Two characters drove me slightly crazy. A lot of what happens happens because Kate’s sister Imogen is an idiot. She’s also a very young woman, and to say someone is a young idiot is so often an oxymoron. Also the only mess Imogen might have expected to get into was to be seduced into marriage with a wastrel. No one expected werewolves and black magic until they burst onto the scene, and by then it was much too late for Imogen, she had already been ensorcelled in some way. That Kate doesn’t recognize Imogen’s condition even after her first disappearance and recovery surprised me. It was so easy to see that Imogen was compromised that her sister should have been the first to figure things out, instead of the last.

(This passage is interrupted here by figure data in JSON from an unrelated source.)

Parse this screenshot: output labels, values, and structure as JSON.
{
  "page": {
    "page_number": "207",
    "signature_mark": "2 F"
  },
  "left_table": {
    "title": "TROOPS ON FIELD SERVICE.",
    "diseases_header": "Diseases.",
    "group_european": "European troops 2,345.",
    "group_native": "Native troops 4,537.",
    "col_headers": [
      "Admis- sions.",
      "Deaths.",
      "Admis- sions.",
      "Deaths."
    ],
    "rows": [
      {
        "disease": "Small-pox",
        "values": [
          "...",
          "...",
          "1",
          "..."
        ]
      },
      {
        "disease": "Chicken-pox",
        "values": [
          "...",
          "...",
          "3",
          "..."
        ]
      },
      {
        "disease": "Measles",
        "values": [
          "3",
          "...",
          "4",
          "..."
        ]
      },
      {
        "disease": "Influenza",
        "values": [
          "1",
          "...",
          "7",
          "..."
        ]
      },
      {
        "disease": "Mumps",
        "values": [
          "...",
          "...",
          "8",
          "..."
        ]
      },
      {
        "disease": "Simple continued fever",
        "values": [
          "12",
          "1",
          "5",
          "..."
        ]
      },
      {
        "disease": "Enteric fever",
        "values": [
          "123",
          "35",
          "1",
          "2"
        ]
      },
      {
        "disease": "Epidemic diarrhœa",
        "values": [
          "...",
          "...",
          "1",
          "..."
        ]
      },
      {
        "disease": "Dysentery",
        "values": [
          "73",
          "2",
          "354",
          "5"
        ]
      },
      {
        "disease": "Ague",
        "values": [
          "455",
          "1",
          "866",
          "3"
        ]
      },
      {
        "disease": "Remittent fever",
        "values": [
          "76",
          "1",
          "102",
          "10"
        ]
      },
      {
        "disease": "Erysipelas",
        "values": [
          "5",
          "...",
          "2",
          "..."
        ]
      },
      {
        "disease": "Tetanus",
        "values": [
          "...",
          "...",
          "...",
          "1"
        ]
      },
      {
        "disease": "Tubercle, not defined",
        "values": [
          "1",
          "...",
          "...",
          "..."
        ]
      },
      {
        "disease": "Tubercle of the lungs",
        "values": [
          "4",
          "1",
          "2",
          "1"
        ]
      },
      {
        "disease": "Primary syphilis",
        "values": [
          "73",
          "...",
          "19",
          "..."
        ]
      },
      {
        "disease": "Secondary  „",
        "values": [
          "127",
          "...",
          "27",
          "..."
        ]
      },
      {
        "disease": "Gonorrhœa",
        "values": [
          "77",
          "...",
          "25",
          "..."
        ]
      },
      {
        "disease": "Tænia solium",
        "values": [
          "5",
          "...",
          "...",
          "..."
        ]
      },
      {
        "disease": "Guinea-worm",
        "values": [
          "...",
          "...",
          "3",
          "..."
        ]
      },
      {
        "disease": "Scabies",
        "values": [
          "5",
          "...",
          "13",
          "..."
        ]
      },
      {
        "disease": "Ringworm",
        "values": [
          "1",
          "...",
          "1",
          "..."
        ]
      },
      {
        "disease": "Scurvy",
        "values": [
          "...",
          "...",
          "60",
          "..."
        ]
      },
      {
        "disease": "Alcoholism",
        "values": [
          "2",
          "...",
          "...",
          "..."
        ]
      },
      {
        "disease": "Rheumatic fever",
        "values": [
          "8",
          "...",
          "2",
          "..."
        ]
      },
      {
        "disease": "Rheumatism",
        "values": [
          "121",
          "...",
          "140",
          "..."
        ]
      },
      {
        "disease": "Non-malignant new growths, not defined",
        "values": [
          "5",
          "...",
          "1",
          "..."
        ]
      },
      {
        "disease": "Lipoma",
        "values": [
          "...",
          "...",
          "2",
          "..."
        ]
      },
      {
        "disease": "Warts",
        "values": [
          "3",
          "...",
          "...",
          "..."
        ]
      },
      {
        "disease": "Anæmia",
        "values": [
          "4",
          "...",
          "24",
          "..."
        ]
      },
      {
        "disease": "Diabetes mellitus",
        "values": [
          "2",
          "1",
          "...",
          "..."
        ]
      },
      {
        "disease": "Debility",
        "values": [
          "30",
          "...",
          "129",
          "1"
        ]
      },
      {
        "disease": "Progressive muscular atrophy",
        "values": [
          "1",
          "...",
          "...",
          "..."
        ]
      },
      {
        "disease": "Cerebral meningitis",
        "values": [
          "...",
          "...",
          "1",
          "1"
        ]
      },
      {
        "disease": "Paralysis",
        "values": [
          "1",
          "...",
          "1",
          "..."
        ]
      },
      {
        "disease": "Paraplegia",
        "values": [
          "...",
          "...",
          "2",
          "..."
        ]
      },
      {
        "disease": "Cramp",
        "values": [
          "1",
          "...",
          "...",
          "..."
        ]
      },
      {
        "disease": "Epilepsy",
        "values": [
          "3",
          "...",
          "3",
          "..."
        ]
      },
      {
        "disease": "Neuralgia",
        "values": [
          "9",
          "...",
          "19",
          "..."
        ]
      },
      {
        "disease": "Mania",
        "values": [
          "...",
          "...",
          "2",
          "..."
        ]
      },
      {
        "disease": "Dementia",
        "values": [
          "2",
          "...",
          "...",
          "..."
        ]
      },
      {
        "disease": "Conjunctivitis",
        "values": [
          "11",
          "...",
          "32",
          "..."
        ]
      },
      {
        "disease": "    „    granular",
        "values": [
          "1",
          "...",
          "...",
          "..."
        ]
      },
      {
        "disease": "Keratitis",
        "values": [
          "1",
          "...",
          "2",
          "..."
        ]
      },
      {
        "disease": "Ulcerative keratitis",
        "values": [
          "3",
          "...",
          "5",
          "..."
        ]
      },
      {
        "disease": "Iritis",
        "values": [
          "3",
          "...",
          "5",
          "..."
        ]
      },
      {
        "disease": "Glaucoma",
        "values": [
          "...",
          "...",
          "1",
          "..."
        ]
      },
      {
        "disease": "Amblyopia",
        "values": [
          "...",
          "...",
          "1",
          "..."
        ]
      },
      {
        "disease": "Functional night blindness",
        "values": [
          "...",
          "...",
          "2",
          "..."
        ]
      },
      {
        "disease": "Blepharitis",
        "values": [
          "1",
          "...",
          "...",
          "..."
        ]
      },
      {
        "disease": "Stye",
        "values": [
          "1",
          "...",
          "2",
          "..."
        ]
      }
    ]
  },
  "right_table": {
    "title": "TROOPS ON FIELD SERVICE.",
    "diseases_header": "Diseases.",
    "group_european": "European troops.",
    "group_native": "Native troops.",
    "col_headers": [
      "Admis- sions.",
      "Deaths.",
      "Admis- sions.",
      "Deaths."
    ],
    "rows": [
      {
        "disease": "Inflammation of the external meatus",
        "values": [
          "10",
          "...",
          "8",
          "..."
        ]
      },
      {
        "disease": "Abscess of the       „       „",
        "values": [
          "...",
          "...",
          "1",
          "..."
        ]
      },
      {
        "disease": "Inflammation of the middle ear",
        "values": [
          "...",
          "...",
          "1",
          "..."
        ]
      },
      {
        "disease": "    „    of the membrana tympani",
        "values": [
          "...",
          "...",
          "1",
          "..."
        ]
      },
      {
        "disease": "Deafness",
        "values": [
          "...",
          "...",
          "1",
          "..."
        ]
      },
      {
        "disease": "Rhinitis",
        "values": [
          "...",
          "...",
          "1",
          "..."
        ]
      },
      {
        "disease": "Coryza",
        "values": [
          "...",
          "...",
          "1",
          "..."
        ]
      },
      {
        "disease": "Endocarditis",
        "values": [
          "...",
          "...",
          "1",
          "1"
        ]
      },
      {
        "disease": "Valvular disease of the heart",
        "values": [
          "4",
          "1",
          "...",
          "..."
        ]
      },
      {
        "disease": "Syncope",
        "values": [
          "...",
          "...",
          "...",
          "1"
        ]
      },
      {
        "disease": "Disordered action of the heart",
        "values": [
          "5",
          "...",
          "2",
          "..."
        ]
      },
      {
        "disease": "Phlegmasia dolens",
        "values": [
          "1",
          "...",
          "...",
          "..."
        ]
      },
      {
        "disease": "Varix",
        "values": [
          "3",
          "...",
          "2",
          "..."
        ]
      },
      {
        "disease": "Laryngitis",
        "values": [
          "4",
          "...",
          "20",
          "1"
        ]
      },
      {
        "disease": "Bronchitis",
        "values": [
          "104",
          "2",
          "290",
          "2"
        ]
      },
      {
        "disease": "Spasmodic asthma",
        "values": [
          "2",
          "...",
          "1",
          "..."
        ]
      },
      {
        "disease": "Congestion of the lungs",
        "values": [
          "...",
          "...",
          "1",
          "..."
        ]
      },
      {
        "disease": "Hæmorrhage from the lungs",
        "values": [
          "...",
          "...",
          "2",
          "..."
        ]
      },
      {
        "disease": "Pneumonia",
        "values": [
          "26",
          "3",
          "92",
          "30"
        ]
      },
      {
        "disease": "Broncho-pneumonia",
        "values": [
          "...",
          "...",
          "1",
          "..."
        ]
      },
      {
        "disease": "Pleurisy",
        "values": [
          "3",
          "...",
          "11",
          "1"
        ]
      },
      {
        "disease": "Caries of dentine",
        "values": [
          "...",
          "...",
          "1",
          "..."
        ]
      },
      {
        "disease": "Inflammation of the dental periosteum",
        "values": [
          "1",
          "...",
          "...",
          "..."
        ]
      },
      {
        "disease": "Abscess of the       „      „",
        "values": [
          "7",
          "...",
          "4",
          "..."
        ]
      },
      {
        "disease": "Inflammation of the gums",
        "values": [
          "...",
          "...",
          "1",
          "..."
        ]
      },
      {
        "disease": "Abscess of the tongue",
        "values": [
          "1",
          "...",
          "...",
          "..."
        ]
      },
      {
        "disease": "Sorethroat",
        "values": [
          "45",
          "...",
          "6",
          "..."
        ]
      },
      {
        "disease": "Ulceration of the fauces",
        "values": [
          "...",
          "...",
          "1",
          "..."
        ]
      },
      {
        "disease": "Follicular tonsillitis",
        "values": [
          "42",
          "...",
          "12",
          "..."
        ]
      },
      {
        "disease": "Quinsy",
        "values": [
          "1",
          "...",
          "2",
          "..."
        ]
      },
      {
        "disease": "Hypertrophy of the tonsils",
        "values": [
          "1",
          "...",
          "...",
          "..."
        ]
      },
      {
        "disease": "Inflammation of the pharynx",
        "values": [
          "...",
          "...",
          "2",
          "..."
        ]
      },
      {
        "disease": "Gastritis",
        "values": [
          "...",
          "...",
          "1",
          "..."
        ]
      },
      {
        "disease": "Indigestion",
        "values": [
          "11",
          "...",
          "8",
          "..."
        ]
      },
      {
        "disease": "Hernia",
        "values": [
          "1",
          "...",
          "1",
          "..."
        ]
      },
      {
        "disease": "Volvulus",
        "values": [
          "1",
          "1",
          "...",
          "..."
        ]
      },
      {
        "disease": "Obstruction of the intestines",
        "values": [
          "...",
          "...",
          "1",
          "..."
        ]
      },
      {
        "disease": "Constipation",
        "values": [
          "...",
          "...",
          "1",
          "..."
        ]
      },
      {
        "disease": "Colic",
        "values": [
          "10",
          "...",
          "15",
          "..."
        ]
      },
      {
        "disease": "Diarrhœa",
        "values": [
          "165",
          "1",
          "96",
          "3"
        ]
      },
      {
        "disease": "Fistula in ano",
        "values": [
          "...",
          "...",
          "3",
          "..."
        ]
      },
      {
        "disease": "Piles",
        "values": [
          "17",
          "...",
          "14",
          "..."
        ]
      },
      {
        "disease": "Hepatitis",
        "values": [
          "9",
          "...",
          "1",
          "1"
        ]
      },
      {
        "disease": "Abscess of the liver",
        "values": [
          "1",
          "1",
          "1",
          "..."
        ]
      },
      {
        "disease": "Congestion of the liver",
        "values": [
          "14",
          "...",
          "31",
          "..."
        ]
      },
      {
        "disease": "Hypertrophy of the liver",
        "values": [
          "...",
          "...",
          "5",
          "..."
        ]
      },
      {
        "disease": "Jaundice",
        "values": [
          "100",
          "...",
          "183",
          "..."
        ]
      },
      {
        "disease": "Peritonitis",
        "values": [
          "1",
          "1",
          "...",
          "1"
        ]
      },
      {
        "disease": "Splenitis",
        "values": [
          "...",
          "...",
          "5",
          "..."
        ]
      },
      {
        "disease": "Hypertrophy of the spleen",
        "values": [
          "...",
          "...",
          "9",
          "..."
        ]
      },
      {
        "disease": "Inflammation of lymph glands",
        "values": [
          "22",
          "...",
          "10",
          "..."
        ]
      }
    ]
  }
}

Simon’s mentor Nick Barker provides some fascinating insights on sorcery in steampunk London and on both courage and cowardice, sometimes at the same time. It’s clear that Simon looks up to Nick, who has helped him learn his craft. But once the stakes are raised, Nick lets Simon down. Where Simon has always wanted to use his craft to help set things right, Nick has been trying to get Simon to stay in the shadows and hide from both fellow practitioners and whatever evil is brewing. It was a very different way of seeing someone’s mentor fall. Usually they die, like Merlin and Gandalf and Dumbledore. This failure is more a failure of courage, as Nick just leaves the fight behind.

I wonder if he’ll be back?

This one will keep readers on the edge of their seats from start to finish. Also frequently shaking with the creeps. Those homunculi are very scary, but not, in the end, as scary as the man who creates them.

undying legion by clay griffith and susan griffithThank goodness this is a trilogy and part two, The Undying Legion, is available. So, for that matter is part three, The Conquering Dark. I can’t wait to see where this story goes, and how dark things get before they finally find the light.